Rotineiramente, além de tudo
que as mulheres realizam, produzem, prestam de serviços, elas ainda têm que se
preocupar com a sua proteção, com ofensas, xingamentos, atitudes grosseiras,
violências no seu espaço de trabalho. Elas não têm que viver esses dramas.
Agência Brasil - A
pluralidade de vozes é o grande trunfo da 5ª Conferência?
Márcia Lopes - Digo que 4
mil mulheres encantarão a Esplanada dos Ministérios nestes três dias em
Brasília. Como nós que estivemos nas conferências em todos os estados deste
país e observamos essa garra, a gana de participação, essa vontade que as
mulheres têm de falar, serem ouvidas.
Apesar de serem, muitas vezes,
inferiorizadas, exploradas em todos os sentidos, elas ganham essa força. Força
que vem de uma solidariedade que não é defendida individualmente. Mas é sempre
uma defesa coletiva, das suas famílias, dos seus entornos, da sua vizinhança,
do seu local de trabalho, da sua comunidade, cidade, estado, país. Enfim, as
mulheres têm essa capacidade.
No Ministério [das Mulheres]
temos vários fóruns: das mulheres pescadoras, quebradoras de coco-babaçu, as
mulheres LGBTs, trans, as mulheres idosas, as pessoas com deficiência, as
mulheres do hip-hop, as indígenas, as da área rural, empresárias, as sindicalistas.

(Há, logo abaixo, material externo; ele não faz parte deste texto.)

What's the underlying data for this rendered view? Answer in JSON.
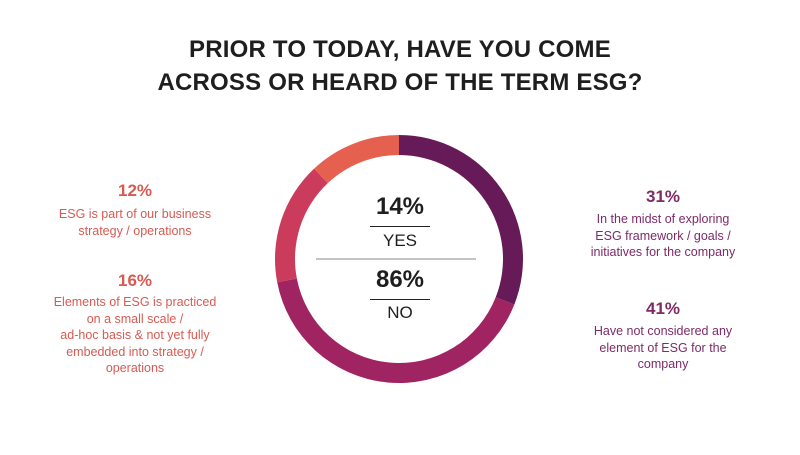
{
  "chart_data": {
    "type": "pie",
    "title_lines": [
      "PRIOR TO TODAY, HAVE YOU COME",
      "ACROSS OR HEARD OF THE TERM ESG?"
    ],
    "center": {
      "yes_pct": "14%",
      "yes_label": "YES",
      "no_pct": "86%",
      "no_label": "NO"
    },
    "slices": [
      {
        "pct_label": "31%",
        "value": 31,
        "color": "#661a57",
        "desc_lines": [
          "In the midst of exploring",
          "ESG framework / goals /",
          "initiatives for the company"
        ]
      },
      {
        "pct_label": "41%",
        "value": 41,
        "color": "#a02462",
        "desc_lines": [
          "Have not considered any",
          "element of ESG for the",
          "company"
        ]
      },
      {
        "pct_label": "16%",
        "value": 16,
        "color": "#cb3c5c",
        "desc_lines": [
          "Elements of ESG is practiced",
          "on a small scale /",
          "ad-hoc basis & not yet fully",
          "embedded into strategy /",
          "operations"
        ]
      },
      {
        "pct_label": "12%",
        "value": 12,
        "color": "#e6604f",
        "desc_lines": [
          "ESG is part of our business",
          "strategy / operations"
        ]
      }
    ]
  }
}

A gente vai aprendendo com essas identidades, esses modos de vida. Não há
dúvida de que esta conferência poderá ouvir todas essas vozes. Penso que essa
pluralidade de vozes vai fortalecer um projeto de nação.
Agência Brasil - Como as
propostas aprovadas durante a 5ª CNPM podem resultar em políticas públicas, em
sintonia com as atuais demandas e a diversidade das mulheres do Brasil?
Márcia Lopes - A partir
desta conferência, vamos construir outro processo ainda mais coletivo: o Plano
Nacional de Políticas para as Mulheres atualizado, de acordo com o momento
que vivemos. Estou certa de que será um plano democrático, que defenda a
soberania do país, a autonomia das mulheres, a participação delas em todos os
campos, em todos os âmbitos do conhecimento, da ciência e de tudo daquilo que
se projeta para o futuro.
Programação
A abertura oficial da 5ª
Conferência Nacional de Políticas para as Mulheres (5ª CNPM) está marcada para
10h (horário de Brasília) no Centro Internacional de Convenções do Brasil
(CICB), com a presença do presidente Luiz Inácio Lula da Silva, da ministra das
Mulheres, Márcia Lopes, além de outras autoridades governamentais e
representantes dos poderes Legislativo e Judiciário, lideranças sociais e
políticas.
Durante três dias, as
participantes poderão acompanhar painéis temáticos, espaços de diálogo,
plenária final com deliberação das propostas, além de atividades culturais,
feira de economia solidária e tenda de debates e ações voltadas à justiça
climática e de gênero.
Confira a programação completa
da 5ª Conferência Nacional de Políticas para as Mulheres.
Mobilização
O Ministério das Mulheres
contabiliza mais de 156 mil mulheres participantes das conferências municipais,
regionais, estaduais, distrital e livres.
Ao todo, 3.831 representantes
estão credenciadas para o encontro nacional.